To read about our monitor tests in-depth, check out Display Testing Explained: How We Test PC Monitors. We cover Brightness and Contrast testing is covered on page two.
Uncalibrated – Maximum Backlight Level
The LG 27GN950-B is one of only a handful of 144 Hz 4K monitors we’ve reviewed. To compare it, we’ve rounded up the Acer Predator XB273K, Acer Predator X27, Asus ROG Strix XG27UQ and Asus ROG Swift PG27UQ. Offering similar performance but at 1440p resolution is the Samsung Odyssey G7 32-Inch (C32G75T).
SDR brightness isn’t a problem for any of these screens but the LG almost takes the crown with over 458 nits peak. This is more than enough light for any environment, and it has the unfortunate side effect of a high minimum level. Zeroing the backlight only takes the 27GN950-B down to 89 nits. This is a bit too bright for dark spaces like editing suites and post-production bays.

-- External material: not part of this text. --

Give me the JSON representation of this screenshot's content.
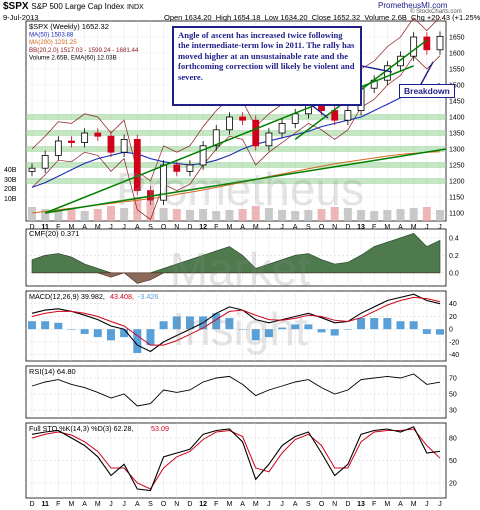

The high black level is no surprise given the backlight intensity and the resulting static contrast is just average at 1034.7:1.
After Calibration to 200 nits
Contrast remains the same after our calibration (see our recommended settings on page 1) with just average-for-IPS black levels. But turn on Local Dimming and the score more than doubles to 2331:1. The biggest potential contrast comes from the Asus PG27UQ and its FALD backlight. Engaging its local dimming feature takes its score to over 17,000:1 for SDR.
ANSI contrast is unaffected by the Local Dimming feature. We measured a native intra-image ratio of 888.3:1, a little below average. In practice, real-world content benefits from local dimming with solid black levels and punchy highlights.